According to CircleCI’s chief technology officer, Rob Zuber, the malware executed session cookie theft, allowing them to impersonate the targeted employee remotely and escalate access to a subset of production systems.

As a result of the security breach, an unauthorized third party stole data from a subset of the company’s databases by abusing elevated permissions granted to the targeted employee, including customer environment variables, tokens, and keys.

On December 19, 2022, the threat actor conducted surveillance, followed by data exfiltration on December 22, 2022.

Despite all data being encrypted at rest, the third-party extracted encryption keys from a running process, potentially allowing them to access encrypted data.

On December 29, 2022, CircleCI urged its customers to rotate all their secrets after it was alerted to “suspicious GitHub OAuth activity” by one of its customers.
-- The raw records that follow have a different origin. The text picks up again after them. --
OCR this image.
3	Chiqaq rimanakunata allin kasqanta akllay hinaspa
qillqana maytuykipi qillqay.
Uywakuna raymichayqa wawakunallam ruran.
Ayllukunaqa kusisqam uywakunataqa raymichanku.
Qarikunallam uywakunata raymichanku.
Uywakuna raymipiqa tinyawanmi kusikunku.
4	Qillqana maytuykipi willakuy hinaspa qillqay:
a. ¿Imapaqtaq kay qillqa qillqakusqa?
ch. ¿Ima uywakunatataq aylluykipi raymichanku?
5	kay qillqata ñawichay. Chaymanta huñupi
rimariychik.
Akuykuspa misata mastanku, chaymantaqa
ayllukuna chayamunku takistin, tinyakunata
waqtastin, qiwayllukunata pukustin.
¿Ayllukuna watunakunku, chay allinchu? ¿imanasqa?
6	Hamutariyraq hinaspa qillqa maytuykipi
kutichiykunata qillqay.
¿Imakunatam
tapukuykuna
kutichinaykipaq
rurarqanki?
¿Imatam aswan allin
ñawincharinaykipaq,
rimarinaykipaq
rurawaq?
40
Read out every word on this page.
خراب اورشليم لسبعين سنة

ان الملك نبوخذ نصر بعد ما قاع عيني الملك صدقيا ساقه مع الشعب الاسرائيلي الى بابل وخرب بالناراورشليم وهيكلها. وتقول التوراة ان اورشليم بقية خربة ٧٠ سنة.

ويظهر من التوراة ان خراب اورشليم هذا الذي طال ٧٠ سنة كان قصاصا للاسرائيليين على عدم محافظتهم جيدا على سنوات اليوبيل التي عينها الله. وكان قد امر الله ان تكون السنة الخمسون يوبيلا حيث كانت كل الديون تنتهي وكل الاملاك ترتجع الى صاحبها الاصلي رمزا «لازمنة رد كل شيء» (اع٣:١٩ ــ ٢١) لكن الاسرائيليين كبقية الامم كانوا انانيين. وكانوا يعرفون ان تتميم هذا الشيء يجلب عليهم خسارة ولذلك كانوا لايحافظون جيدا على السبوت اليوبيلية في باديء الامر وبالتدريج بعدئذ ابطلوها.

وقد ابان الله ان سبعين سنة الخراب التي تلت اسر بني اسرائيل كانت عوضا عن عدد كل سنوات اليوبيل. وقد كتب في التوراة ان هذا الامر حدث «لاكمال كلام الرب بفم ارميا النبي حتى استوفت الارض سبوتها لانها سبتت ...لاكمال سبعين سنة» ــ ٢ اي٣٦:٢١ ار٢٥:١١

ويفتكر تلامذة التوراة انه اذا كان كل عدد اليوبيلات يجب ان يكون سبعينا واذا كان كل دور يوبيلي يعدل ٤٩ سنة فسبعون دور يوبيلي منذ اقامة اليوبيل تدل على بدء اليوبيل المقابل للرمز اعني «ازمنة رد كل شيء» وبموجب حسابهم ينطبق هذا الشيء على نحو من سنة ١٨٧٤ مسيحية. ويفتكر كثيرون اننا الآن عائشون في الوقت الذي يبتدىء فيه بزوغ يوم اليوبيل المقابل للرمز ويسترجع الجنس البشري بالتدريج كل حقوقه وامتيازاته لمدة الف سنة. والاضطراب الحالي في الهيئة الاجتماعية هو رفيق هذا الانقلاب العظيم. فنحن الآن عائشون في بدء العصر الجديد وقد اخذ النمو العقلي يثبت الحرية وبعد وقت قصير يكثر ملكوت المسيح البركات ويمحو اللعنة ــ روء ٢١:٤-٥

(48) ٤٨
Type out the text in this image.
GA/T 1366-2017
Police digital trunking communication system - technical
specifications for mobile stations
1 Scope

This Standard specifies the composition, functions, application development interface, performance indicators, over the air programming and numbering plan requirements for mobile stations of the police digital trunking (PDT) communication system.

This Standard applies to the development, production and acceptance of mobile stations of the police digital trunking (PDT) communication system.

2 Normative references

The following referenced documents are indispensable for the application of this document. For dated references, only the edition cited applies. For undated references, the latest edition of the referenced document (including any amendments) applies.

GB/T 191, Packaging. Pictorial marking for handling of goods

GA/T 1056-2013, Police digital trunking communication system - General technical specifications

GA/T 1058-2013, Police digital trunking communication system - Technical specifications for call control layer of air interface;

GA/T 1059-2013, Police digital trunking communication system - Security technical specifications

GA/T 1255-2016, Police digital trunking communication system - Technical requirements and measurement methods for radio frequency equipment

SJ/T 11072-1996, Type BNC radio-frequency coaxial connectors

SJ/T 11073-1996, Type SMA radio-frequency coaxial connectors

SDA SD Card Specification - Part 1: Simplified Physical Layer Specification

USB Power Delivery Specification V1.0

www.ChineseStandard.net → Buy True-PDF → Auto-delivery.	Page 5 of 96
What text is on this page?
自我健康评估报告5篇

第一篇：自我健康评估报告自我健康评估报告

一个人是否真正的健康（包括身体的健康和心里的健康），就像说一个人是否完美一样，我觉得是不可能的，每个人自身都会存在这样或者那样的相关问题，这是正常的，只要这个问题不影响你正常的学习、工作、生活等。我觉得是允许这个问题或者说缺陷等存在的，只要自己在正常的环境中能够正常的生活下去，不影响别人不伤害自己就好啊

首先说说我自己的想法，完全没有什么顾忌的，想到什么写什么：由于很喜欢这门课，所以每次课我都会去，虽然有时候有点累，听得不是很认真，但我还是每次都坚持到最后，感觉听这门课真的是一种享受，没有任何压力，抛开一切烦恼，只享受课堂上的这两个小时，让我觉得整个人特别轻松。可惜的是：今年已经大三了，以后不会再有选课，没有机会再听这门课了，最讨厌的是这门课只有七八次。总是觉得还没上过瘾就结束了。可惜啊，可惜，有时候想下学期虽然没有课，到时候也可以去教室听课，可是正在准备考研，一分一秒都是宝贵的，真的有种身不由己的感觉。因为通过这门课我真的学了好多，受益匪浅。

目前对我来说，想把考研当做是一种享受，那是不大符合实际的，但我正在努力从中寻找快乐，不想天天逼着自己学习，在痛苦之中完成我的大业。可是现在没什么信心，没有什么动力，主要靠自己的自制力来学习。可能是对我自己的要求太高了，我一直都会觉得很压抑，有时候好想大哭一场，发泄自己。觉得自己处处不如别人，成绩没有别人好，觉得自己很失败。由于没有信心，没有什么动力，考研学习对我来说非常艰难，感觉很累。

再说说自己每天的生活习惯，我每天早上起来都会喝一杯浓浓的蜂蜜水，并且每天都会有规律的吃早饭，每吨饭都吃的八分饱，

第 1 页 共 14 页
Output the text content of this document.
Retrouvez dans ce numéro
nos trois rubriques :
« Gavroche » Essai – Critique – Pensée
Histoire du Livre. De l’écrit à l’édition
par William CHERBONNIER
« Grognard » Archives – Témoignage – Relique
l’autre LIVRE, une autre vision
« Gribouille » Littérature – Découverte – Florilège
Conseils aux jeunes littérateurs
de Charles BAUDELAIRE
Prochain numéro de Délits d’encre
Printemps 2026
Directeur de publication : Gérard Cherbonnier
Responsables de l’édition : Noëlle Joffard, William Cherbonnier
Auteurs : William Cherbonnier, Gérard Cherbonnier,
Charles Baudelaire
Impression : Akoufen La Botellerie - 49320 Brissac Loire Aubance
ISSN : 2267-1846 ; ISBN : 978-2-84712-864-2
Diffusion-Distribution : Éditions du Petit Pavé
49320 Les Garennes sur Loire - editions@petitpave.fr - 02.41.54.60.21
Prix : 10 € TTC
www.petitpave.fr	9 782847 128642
Upon learning that the customer’s OAuth token had been compromised, the company took the proactive step of rotating all GitHub OAuth tokens, the company stated, adding Atlassian rotated all Bitbucket tokens, revoked Project API Tokens, and Personal API Tokens, and notified customers of potentially affected AWS tokens.

Aside from limiting access to production environments, CircleCI has added more authentication guardrails to prevent illegitimate access.

In addition, the company plans to implement periodic automatic OAuth token rotation for all customers to prevent such attacks in the future. It will also allow users to adopt the latest and most advanced security features.